Tribal leaders called Governor Mills an impediment to progress. Passamaquoddy Chief Rena Newell stating: “It’s extremely disappointing that the governor insists on keeping her thumb on the tribes and the Legislature. She clearly will not be deterred from using any authority she has to oppress the tribes.”

Mills assures tribes she is willing to work with them, calling for a “Collaborative, respectful approach,” which is code language for the state having a say in matters which they would be excluded from in a state like South Dakota.

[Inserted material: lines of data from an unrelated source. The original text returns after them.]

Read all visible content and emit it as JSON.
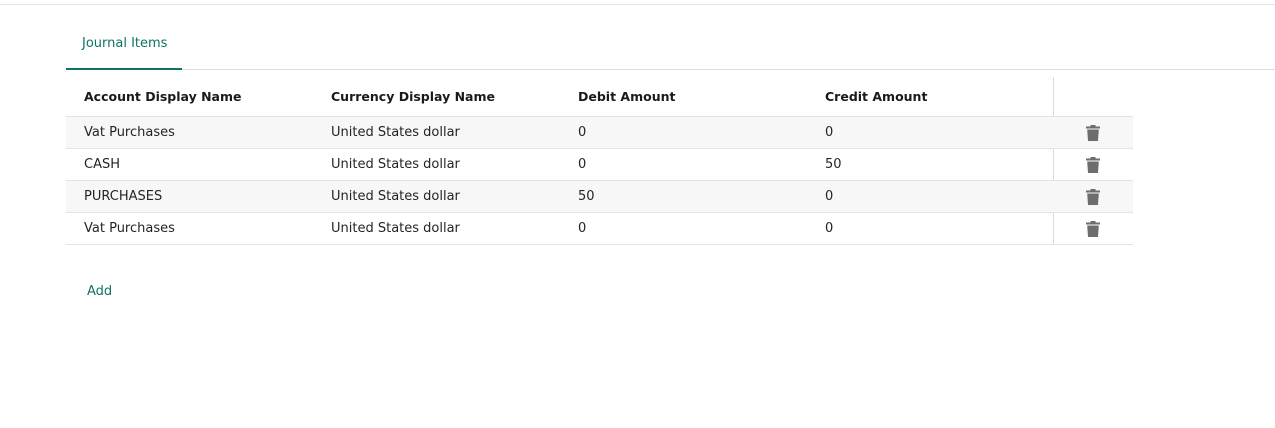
{
  "tabs": [
    {
      "label": "Journal Items",
      "active": true
    }
  ],
  "table": {
    "columns": [
      "Account Display Name",
      "Currency Display Name",
      "Debit Amount",
      "Credit Amount"
    ],
    "rows": [
      {
        "account": "Vat Purchases",
        "currency": "United States dollar",
        "debit": "0",
        "credit": "0"
      },
      {
        "account": "CASH",
        "currency": "United States dollar",
        "debit": "0",
        "credit": "50"
      },
      {
        "account": "PURCHASES",
        "currency": "United States dollar",
        "debit": "50",
        "credit": "0"
      },
      {
        "account": "Vat Purchases",
        "currency": "United States dollar",
        "debit": "0",
        "credit": "0"
      }
    ],
    "row_action_icon": "trash-icon"
  },
  "add_label": "Add",
  "colors": {
    "accent": "#0e7364",
    "stripe": "#f7f7f7",
    "icon": "#6d6d6d"
  }
}
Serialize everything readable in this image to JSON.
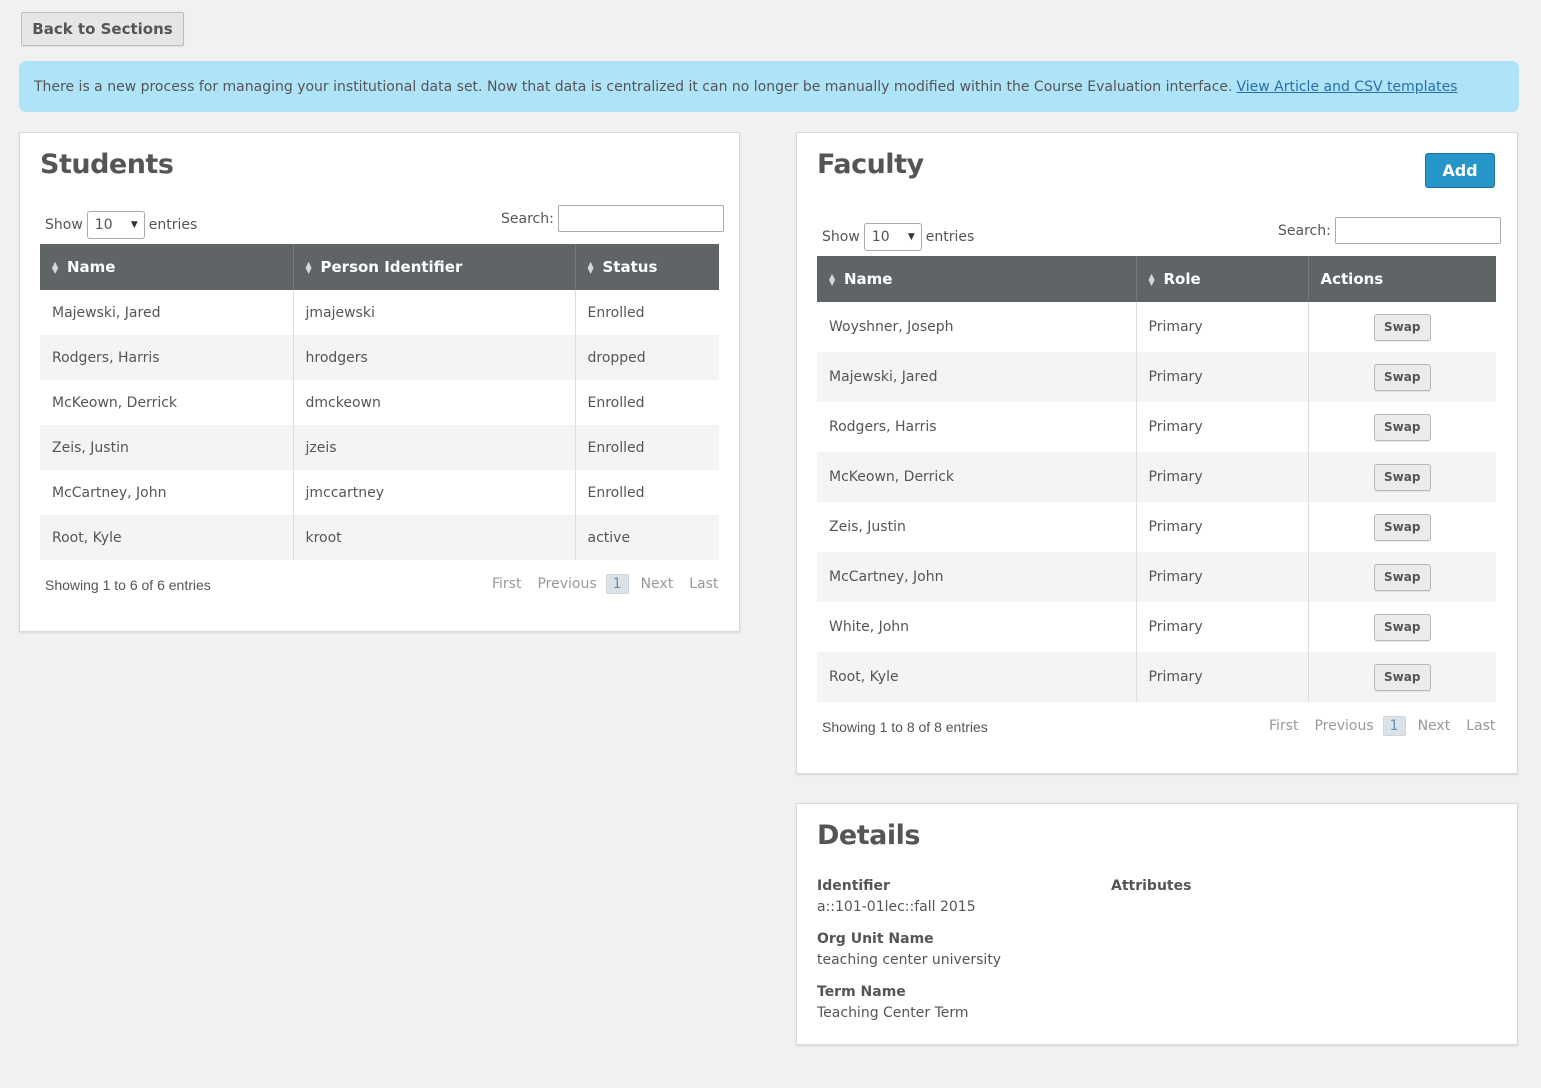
{
  "back_button": "Back to Sections",
  "notice": {
    "text": "There is a new process for managing your institutional data set. Now that data is centralized it can no longer be manually modified within the Course Evaluation interface.",
    "link": "View Article and CSV templates"
  },
  "students": {
    "title": "Students",
    "show_label": "Show",
    "entries_value": "10",
    "entries_label": "entries",
    "search_label": "Search:",
    "columns": [
      "Name",
      "Person Identifier",
      "Status"
    ],
    "rows": [
      [
        "Majewski, Jared",
        "jmajewski",
        "Enrolled"
      ],
      [
        "Rodgers, Harris",
        "hrodgers",
        "dropped"
      ],
      [
        "McKeown, Derrick",
        "dmckeown",
        "Enrolled"
      ],
      [
        "Zeis, Justin",
        "jzeis",
        "Enrolled"
      ],
      [
        "McCartney, John",
        "jmccartney",
        "Enrolled"
      ],
      [
        "Root, Kyle",
        "kroot",
        "active"
      ]
    ],
    "info": "Showing 1 to 6 of 6 entries",
    "pager": {
      "first": "First",
      "previous": "Previous",
      "current": "1",
      "next": "Next",
      "last": "Last"
    }
  },
  "faculty": {
    "title": "Faculty",
    "add_button": "Add",
    "show_label": "Show",
    "entries_value": "10",
    "entries_label": "entries",
    "search_label": "Search:",
    "columns": [
      "Name",
      "Role",
      "Actions"
    ],
    "swap_label": "Swap",
    "rows": [
      [
        "Woyshner, Joseph",
        "Primary"
      ],
      [
        "Majewski, Jared",
        "Primary"
      ],
      [
        "Rodgers, Harris",
        "Primary"
      ],
      [
        "McKeown, Derrick",
        "Primary"
      ],
      [
        "Zeis, Justin",
        "Primary"
      ],
      [
        "McCartney, John",
        "Primary"
      ],
      [
        "White, John",
        "Primary"
      ],
      [
        "Root, Kyle",
        "Primary"
      ]
    ],
    "info": "Showing 1 to 8 of 8 entries",
    "pager": {
      "first": "First",
      "previous": "Previous",
      "current": "1",
      "next": "Next",
      "last": "Last"
    }
  },
  "details": {
    "title": "Details",
    "identifier_label": "Identifier",
    "identifier_value": "a::101-01lec::fall 2015",
    "org_unit_label": "Org Unit Name",
    "org_unit_value": "teaching center university",
    "term_label": "Term Name",
    "term_value": "Teaching Center Term",
    "attributes_label": "Attributes"
  },
  "colors": {
    "notice_bg": "#aee3f8",
    "table_header": "#5f6467",
    "add_button": "#2695c9",
    "link": "#2a6fa8"
  }
}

However, Maine tribes are not blameless in this situation. They may understand the importance of sovereignty as a protection against the state, but back in 1980 and 1991 they did not, and surrendered some of that jurisdiction in a settlement and an agreement. During those years, the legal teams tribes hired did not grasp the deeper implications of Indian Law as many do today, and tribes trusted their advice, and have suffered accordingly.

Mills doesn’t want the federal government to have a direct relationship with tribes. She wants the state to have the power to interject itself into healthcare and disaster relief and any other situations where tribal sovereignty would otherwise keep the state from having any say. Tribes in Maine need to understand that they will need the state legislature to override a veto which runs counter to state control over tribal interest and that this is probably never going to happen. Tribes need to seek out legal advice which factors in long-term political reality, not just expedient legal strategy and specifics.